PeekAI, a new open-source observability library for Python AI agents, just dropped on Hacker News with a pitch that should make privacy-conscious developers pay attention: zero cloud dependency, no API key handshakes, and full trace visibility with a single function call.

The Privacy-First Approach The core differentiator here is straightforward — all traces live in SQLite at ~/.peekai/peekai.db. Nothing gets sent to external servers. While platforms like LangSmith and Weights & Biases require account creation and pipeline wiring before you see your first trace, PeekAI asks for none of that. Just pip install, call peekai.init(), and you're watching every LLM invocation, tool execution, and token counter in real time.

Monkey-Patch Magic The library works by monkey-patching SDK clients at startup — no modifications to existing API calls required. Currently supported are OpenAI (sync + async, streaming), Anthropic (including create(stream=True) and stream() context managers), and LiteLLM across both sync and async patterns. The @peekai.agent(), @peekai.tool(), and @peekai.trace() decorators let you build out a parent/child span tree that visualizes agent-to-agent handoffs as nested relationships.

Trace Replay: A Developer Dream The trace replay feature is where things get interesting for debugging workflows. Any past trace can be re-run with different parameters — swap the model (say, from GPT-4o to Claude 3.5 Sonnet), inject modified tool responses, or both. The system saves replays as new traces and displays side-by-side comparisons in the UI with token and cost deltas. For iterative agent development, this is genuinely useful.

CLI and Web Dashboard Options Developers can inspect traces through two paths: a terminal-first CLI (peekai list, peekai view , peekai stats, peekai map ) or a local Streamlit dashboard at http://localhost:8501. The web UI offers four pages covering KPIs with cost-over-time trends, filterable trace lists, span waterfalls with input/output tabs and error highlighting, and the replay comparison interface.

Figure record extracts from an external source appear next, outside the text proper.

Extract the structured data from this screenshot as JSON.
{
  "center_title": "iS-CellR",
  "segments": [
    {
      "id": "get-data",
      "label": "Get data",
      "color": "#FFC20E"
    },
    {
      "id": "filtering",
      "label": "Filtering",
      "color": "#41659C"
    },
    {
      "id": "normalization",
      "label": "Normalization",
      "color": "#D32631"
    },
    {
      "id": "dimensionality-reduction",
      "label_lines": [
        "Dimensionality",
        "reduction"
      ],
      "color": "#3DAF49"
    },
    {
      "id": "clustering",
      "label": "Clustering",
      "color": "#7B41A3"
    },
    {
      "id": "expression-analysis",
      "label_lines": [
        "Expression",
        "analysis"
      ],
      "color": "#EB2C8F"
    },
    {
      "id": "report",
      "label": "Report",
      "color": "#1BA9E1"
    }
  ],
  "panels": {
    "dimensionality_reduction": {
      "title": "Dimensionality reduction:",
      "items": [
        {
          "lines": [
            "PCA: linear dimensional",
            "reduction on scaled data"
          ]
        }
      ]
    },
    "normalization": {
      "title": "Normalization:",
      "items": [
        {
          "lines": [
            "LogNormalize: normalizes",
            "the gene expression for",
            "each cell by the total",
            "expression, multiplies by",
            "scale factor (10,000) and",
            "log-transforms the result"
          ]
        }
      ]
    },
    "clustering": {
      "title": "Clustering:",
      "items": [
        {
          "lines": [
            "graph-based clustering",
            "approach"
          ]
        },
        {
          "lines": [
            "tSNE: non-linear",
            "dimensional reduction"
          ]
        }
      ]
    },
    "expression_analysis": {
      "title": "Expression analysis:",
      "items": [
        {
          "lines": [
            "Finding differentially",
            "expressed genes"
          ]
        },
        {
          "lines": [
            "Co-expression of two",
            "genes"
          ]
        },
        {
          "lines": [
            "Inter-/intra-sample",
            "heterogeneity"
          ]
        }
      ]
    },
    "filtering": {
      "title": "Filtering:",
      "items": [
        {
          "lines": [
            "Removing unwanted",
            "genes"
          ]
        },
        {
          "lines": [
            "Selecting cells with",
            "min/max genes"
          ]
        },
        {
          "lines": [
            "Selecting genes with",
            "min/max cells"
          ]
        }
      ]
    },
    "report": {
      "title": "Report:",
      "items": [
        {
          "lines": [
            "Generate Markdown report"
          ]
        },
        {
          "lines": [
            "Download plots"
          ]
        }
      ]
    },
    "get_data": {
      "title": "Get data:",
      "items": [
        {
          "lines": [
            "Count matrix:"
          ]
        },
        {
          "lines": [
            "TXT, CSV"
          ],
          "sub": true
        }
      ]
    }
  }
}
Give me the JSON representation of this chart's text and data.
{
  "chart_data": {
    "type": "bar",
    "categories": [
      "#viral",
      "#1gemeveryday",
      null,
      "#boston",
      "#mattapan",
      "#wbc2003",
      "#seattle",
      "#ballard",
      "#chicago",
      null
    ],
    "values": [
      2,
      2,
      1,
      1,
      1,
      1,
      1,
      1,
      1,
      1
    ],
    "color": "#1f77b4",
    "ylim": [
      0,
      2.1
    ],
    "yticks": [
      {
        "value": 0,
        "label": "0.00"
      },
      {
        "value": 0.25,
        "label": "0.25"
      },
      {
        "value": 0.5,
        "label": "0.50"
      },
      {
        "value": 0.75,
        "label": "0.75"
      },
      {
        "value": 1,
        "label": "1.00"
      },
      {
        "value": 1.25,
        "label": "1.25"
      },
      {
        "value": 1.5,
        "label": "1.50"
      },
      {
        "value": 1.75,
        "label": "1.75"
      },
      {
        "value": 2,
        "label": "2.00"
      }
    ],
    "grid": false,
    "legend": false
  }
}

Development Setup The project uses uv for dependency management with extras supporting all dependencies (openai, anthropic, litellm, ui). Tests run via pytest, linting through ruff, and type checking through mypy. MIT licensed by author Oussema Khorchani, with PRs and issues welcome on GitHub.

Key Takeaways

  • Single-line instrumentation via peekai.init() — no SDK code changes needed
  • All data stays local in SQLite — privacy-preserving by design
  • Multi-agent span trees visualize complex agent pipelines
  • Trace replay supports model swapping and tool response injection
  • Supports OpenAI, Anthropic, and LiteLLM with sync/async and streaming

The Bottom Line PeekAI fills a real gap for developers who want observability without handing their agent internals to a third-party service. The monkey-patching approach is clever — it means adoption friction is nearly zero. If you're building multi-agent systems in Python and haven't thought much about debugging workflows, this is worth bookmarking.